The bicycle suspension icon took the lessons learned from Motion Control to develop a wholly new damper specifically designed for these applications. The new damper, dubbed Mission Control, is the first from Rock Shox to offer completely separate, and fully-tunable, low-speed and high-speed compression damping circuits. Low-speed inputs are still handled by a simple orifice-type design that incorporates an adjustable port, similar to most other designs currently on the market. High-speed inputs, however, are now handled by a dedicated shim stack, located just atop the main piston body. Under more extreme conditions, this additional circuit delivers more carefully controlled oil flow for better control. User-tunability is provided by the cleverly-integrated adjustable spring preload on the stack.

Both of these circuits are supplemented by a downsized version of Rock Shox' Floodgate platform valve design. Unlike the large red Swiss-cheese-like 'spring tube' layout of the Motion Control damper, Mission Control incorporates a dramatically downsized version that utilizes the company's new Isolite material to deliver largely the same functionality. As with the original Motion Control, the Floodgate platform threshold is externally adjustable.

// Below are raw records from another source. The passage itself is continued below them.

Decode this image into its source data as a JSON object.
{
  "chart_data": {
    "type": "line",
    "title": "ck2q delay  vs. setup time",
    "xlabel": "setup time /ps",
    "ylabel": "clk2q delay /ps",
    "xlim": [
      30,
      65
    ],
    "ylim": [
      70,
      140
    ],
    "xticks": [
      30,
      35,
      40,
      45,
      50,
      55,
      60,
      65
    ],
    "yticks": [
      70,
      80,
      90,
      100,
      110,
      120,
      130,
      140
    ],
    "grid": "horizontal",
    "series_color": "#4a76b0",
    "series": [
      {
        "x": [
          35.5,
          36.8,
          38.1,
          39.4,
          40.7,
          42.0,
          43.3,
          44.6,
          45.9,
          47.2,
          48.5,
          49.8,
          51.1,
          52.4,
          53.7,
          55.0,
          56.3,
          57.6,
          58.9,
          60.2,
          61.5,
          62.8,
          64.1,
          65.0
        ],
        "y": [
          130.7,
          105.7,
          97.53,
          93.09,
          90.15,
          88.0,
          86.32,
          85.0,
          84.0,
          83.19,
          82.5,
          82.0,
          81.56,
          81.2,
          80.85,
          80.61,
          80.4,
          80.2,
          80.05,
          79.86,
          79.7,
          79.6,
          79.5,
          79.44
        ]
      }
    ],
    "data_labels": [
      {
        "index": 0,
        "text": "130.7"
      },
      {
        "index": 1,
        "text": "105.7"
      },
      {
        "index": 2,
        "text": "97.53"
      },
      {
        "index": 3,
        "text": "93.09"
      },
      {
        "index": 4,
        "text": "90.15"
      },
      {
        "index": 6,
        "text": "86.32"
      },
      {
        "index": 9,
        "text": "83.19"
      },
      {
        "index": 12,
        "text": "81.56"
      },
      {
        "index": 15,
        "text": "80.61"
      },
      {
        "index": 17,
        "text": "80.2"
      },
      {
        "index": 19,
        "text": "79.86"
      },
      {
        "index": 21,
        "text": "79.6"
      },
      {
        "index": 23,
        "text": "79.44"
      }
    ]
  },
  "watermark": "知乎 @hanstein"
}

A simple crown-mounted switch toggles the platform feature on and off in this case, but in either setting, both the low-speed and high-speed circuits remain fully functional when the fork is active.

Complicated yet simple

This wealth of adjustment means that the new damper design should offer a suitably wide range of adjustment for a correspondingly wide range of conditions. At the same time, however, many users may be intimidated by the potential for getting things wrong. Thankfully, all of the compression damper adjustments are located atop the crown (with nicely machined, anodized, and laser-etched finger-friendly aluminum knobs), and are also detented for easy recording of settings. Moreover, Rock Shox also has a setup guide in the works for easier deciphering of adjustments.

Our own experiences on the new Mission Control damper have still been somewhat limited to date (curse this rash of Colorado snow!), but promising nonetheless based on earlier rides in Moab, UT earlier this past season. We'll provide more in-depth account of Mission Control's long-term prognosis once we've thoroughly thrashed our long-term Lyrik 2Step Air test fork, but as far as we can tell so far, Rock Shox is well on its way to purging its past demons.